DOVER, Del. (Legal Newsline) - Delaware’s highest court revived a derivative lawsuit against the officers and directors of AmerisourceBergen, saying there was plenty of evidence to support a claim they either fostered “a culture of non-compliance” or ignored “a tidal wave of red flags” suggesting it was distributing millions of suspicious orders for opioid pills.
The decision by the Delaware Supreme Court allows shareholders to sue in the name of the corporation itself over the failure of management to address mounting concerns AmerisourceBergen was contributing to the opioid crisis. Under Delaware’s so-called Caremark doctrine, officers and directors can be liable for violating their fiduciary duties if they allow companies to engage in illegal behavior or fail to require and monitor systems to detect it.
A Delaware chancery court judge previously dismissed the suit, citing a ruling by a federal judge in West Virginia that dismissed similar claims and “knocked the stuffing” out of the plaintiffs’ case. A week later, the U.S. Justice Department filed a civil complaint against AmerisourceBergen and plaintiff lawyers sought to reverse the dismissal based on “new evidence.” But the judge refused, even though his original decision found the plaintiff claims otherwise plausible.
The Delaware Supreme Court reversed that ruling, saying it was a mistake to use facts from a different case, with different plaintiffs, to support a judgment in Delaware. It said there was more than enough evidence to support claims the AmerisourceBergen board failed to investigate unreasonably low numbers of suspicious orders the company reported to the Drug Enforcement Agency, just 176 out of 24 million orders in 2017.
“In the midst of the opioid epidemic and in the face of increasing public scrutiny, the board did not take action to address the microscopic number of reported suspicious orders,” the court said.
Under the court’s Caremark doctrine, directors can be liable if they consciously fail to monitor internal compliance systems, “thus disabling themselves from being informed of risks,” the court said.

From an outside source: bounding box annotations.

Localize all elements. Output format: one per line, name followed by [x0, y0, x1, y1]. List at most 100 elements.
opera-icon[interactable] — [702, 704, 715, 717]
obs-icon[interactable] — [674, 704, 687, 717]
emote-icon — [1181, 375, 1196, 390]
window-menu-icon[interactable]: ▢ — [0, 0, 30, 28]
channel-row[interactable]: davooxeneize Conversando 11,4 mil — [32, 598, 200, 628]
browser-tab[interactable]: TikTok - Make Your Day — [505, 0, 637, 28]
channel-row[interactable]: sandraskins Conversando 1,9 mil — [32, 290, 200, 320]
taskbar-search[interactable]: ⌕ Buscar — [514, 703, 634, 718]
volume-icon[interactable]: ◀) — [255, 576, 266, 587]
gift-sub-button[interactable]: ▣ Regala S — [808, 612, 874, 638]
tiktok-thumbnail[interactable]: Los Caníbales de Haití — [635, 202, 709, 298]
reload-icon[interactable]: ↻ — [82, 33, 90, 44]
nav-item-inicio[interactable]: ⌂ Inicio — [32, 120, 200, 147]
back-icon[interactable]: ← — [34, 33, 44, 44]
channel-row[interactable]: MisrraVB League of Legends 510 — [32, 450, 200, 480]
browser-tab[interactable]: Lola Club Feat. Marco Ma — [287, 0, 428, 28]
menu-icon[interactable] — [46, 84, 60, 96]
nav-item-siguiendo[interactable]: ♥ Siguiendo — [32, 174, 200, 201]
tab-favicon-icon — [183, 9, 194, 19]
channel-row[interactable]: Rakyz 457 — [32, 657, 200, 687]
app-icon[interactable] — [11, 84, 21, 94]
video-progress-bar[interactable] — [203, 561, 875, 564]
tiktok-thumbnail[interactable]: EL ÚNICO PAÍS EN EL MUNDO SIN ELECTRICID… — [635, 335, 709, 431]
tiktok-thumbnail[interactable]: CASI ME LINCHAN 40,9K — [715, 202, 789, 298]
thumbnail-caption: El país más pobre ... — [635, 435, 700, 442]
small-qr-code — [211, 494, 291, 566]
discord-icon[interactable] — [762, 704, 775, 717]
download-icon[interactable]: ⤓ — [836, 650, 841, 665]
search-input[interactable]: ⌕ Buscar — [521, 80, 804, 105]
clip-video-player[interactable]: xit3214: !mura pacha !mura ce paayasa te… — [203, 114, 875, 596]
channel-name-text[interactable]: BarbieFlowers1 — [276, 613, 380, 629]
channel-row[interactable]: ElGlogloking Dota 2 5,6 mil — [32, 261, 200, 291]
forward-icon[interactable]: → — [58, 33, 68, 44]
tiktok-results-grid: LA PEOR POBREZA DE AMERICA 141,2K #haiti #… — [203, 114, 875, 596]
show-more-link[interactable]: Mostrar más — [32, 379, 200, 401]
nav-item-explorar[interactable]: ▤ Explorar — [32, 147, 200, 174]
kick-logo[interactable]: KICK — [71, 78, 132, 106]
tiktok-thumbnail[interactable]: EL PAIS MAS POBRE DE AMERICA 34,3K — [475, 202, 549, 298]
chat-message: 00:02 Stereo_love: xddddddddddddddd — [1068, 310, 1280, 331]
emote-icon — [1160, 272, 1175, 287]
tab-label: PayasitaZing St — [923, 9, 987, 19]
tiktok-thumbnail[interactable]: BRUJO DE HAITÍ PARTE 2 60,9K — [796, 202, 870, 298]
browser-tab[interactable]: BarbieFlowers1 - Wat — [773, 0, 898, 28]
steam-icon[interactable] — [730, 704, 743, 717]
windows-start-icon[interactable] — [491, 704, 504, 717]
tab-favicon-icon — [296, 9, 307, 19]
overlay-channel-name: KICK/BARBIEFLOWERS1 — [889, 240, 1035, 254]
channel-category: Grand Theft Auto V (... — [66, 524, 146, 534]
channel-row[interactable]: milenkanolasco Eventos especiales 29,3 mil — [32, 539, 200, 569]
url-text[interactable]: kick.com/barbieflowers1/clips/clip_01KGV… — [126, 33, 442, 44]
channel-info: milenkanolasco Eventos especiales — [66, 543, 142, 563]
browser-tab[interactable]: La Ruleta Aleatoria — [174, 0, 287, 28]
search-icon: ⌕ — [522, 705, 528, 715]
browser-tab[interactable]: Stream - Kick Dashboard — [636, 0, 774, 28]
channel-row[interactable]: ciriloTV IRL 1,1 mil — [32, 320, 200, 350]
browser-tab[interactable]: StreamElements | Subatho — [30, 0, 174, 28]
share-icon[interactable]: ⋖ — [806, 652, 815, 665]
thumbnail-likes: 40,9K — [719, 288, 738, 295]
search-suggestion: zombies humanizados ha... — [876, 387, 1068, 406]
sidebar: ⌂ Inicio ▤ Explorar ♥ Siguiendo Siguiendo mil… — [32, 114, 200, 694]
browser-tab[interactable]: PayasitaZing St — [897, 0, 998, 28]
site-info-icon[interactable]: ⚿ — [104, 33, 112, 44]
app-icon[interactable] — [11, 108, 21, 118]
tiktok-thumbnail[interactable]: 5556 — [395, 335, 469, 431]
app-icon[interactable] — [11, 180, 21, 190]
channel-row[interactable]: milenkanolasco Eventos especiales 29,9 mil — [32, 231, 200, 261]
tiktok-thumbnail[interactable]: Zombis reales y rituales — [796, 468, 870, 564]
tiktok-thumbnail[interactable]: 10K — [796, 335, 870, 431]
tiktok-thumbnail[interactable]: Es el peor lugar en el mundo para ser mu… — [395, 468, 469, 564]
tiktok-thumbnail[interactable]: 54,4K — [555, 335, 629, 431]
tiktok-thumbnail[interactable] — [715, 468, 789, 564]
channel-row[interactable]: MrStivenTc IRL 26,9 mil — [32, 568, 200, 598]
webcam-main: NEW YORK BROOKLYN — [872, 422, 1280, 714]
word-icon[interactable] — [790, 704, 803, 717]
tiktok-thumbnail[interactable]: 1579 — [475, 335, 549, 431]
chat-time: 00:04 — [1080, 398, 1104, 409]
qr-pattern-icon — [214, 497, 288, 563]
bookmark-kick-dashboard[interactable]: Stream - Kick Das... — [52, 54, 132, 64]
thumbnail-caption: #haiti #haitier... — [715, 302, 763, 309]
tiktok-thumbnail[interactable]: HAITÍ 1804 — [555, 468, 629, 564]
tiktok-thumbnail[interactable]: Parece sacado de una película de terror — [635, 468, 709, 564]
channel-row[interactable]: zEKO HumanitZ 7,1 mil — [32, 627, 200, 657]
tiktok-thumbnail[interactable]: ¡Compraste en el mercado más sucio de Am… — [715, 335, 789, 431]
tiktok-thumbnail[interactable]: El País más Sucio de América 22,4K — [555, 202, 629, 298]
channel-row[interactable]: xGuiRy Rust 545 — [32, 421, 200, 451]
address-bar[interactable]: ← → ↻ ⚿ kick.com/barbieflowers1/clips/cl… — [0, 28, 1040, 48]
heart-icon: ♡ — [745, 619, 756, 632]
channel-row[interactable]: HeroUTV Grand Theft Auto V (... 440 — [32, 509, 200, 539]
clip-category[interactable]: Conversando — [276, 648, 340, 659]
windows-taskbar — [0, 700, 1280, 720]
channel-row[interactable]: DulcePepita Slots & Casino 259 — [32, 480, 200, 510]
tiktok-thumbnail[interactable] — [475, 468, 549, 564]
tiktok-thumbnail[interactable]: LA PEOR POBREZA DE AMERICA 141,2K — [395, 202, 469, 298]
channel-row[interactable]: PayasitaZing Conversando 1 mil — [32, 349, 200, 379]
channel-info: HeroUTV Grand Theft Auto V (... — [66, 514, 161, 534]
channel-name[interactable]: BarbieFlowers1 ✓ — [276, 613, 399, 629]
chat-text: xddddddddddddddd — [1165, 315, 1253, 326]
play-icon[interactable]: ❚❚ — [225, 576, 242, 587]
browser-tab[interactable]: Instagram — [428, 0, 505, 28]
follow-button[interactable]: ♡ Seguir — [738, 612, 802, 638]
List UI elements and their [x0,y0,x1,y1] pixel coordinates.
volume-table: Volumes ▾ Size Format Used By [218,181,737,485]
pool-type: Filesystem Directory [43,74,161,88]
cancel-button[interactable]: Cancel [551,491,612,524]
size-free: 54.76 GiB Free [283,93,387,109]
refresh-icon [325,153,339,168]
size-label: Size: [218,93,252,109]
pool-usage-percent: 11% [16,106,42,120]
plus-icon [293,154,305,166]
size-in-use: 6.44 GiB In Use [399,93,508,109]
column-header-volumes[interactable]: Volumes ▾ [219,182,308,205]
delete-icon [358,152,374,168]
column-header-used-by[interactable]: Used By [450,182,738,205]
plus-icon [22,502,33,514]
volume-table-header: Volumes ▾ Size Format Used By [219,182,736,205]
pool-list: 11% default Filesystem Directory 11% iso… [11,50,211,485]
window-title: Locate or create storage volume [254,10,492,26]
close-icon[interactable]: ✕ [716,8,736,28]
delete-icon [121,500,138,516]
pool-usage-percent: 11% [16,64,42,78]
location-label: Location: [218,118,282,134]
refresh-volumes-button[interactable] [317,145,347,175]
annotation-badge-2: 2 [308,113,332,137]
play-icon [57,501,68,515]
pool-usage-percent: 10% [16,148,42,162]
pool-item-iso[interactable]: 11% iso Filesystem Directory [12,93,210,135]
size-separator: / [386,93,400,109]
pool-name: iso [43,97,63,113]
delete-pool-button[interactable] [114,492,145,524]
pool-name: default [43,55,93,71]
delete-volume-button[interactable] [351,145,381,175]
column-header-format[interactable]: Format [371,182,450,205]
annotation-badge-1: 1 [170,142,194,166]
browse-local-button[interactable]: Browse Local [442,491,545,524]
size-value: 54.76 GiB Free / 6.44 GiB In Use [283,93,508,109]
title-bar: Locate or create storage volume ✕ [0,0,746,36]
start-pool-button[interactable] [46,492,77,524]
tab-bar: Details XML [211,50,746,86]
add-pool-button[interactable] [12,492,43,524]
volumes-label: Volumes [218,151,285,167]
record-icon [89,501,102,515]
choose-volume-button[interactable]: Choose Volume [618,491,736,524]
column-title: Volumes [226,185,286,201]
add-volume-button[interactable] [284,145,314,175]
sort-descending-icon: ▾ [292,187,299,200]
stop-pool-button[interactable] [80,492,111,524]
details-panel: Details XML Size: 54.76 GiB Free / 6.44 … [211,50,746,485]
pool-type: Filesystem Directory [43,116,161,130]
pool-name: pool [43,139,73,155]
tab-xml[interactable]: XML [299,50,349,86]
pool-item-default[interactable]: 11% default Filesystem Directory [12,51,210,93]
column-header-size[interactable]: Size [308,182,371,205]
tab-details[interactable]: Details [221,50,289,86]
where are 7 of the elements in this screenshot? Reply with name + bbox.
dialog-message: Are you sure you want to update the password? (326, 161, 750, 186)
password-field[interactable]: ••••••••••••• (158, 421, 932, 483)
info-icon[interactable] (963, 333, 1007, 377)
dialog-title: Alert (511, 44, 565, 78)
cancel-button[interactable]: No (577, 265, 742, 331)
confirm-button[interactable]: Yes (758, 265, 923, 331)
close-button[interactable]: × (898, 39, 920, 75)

“We are not moved by the defendants’ handwringing claim” that allowing such a case to proceed will chill companies’ ability to defend lawsuits and attract directors, the court concluded. “We see no reason why companies with meritorious defenses to lawsuits will not raise them with vigor and directors who heed their fiduciary duties will not continue to serve on the boards of Delaware corporations.”